Говорил Пустовойтов чеканным командирским языком, и когда он произнес:
— Собери в своем сердце все лучшее, к чему ты стремился и стремишься, все светлое, что у тебя было, о чем ты мечтал и мечтаешь, всю силу ненависти к врагу, который хочет тебя и твой народ лишить всего этого, объедини все с волей воина к победе, и пусть каждый стук твоего сердца будет пронизан только одним — волей к победе, и мы победим! — Все при этом крепче сжимали оружие, а некоторые даже поднялись со своих мест.
— Я скажу о себе, — продолжал он, — когда иду в атаку, я думаю о жизни. Думаю о жизни тех, кто остался там, где враг топчет сейчас своим грубым сапогом нашу землю, наших людей, думаю о наших матерях, о родных, о детях наших, а в ушах и глазах одно: «Оставляете нас с такой бедой, что если выживем, то только с верой в то, что вы скоро вернетесь» — так говорила мне белорусская женщина, держа на руках годовалую беленькую голубоглазую девчушку, которая доверчиво смотрела на жизнь, на меня, а мы вынуждены были уходить из этой деревни на Могилевщине, но обещали скоро вернуться. И надо не обмануть это доверие и эти надежды.
— А ты, Паша, — обратился он к начальнику артвооружения, который в этом бою задержал подвоз снарядов, — испугался «рамы» и залег в канаву, хотя знал, что боеприпасов на поле боя мало, а ведь под Ахтыркой, когда все рвалось кругом, ты сам помогал экипажам грузить снаряды и глаза у тебя светились боевой злостью и волей, а теперь сидишь как побитый. Эх, ты! Волю к победе из сердца выпустил!!!
Капитан Пустовойтов до войны был трактористом-комбайнером. Его специальность требовала любви к земле, и он любил и любит эту землю сыновней любовью.
— Когда я иду в бой, я думаю о том, как эти наши изрезанные, разбитые поля после победы будут красоваться буйными колосьями ржи и пшеницы, как будут цвести сады и как расти дети. Я думаю о жизни Родины и во имя этого уничтожаю врага. И мы его уничтожим. В нашем подразделении трусов нет, а есть воины, выполняющие честно свой воинский долг, — сказал он и сел.
Долго еще коммунисты в эту ночь говорили о людях, о воинах, о борьбе с врагом. И в бою личным примером и словом донесли до каждого бойца части огонь своих сердец и решимость бороться до полной победы. А слова капитана Пустовойтова о воле к победе, которую нужно проявлять с каждым ударом сердца, стали действенными и понятными для каждого воина, даже если ремонт почему-либо не ладился, кто-нибудь да скажет: «А ты, наверное, волю из своего сердца выпустил».
Глава седьмая
Мерно покачивается вагон. Устраиваюсь поуютней на сколоченном из неотесанных досок топчане. Такими же досками наспех отгорожено для меня в теплушке нечто вроде отдельного купе. Охапка свежего сена, душистый запах, зарылась в эту «постель», сено примялось. Жестко. Жестко и холодно. Шинель, которой я укрылась, не греет. Уснуть бы…
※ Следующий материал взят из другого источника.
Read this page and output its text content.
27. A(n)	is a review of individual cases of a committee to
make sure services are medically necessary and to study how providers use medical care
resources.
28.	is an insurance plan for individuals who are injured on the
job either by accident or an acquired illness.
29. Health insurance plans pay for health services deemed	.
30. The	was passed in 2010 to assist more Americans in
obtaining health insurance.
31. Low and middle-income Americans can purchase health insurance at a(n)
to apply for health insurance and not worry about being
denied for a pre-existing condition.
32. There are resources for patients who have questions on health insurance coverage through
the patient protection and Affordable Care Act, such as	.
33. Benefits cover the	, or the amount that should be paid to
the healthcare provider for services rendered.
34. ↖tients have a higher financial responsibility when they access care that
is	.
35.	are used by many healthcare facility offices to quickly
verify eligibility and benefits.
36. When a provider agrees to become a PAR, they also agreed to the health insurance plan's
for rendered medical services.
Привычно постукивают на стыках рельсов колеса. Качается подвешенный к потолку фонарь, пляшут на стенах тени. В дальнем углу вагона под тихие вздохи баяна печалится, жалуется на судьбу-разлучницу приятный баритон:
Эхом отдается в моем углу стук костяшек, это под фонарем на опрокинутом вверх дном ящике доминошники «забивают козла».
— А эту видал?! Кроешь? То-то же… Тройка! Пас… — азартно выкрикивают картежники.
А у печки-буржуйки, полулежа на охапках соломы, трое — может, их больше, но с моего места в щель перегородки видны только эти трое — говорят о чем-то очень личном. По крайней мере, так кажется мне, слышу вздохи и мирный тихий говор.
Как мало знаю я об этих людях, и как тревожит то малое, что знаю!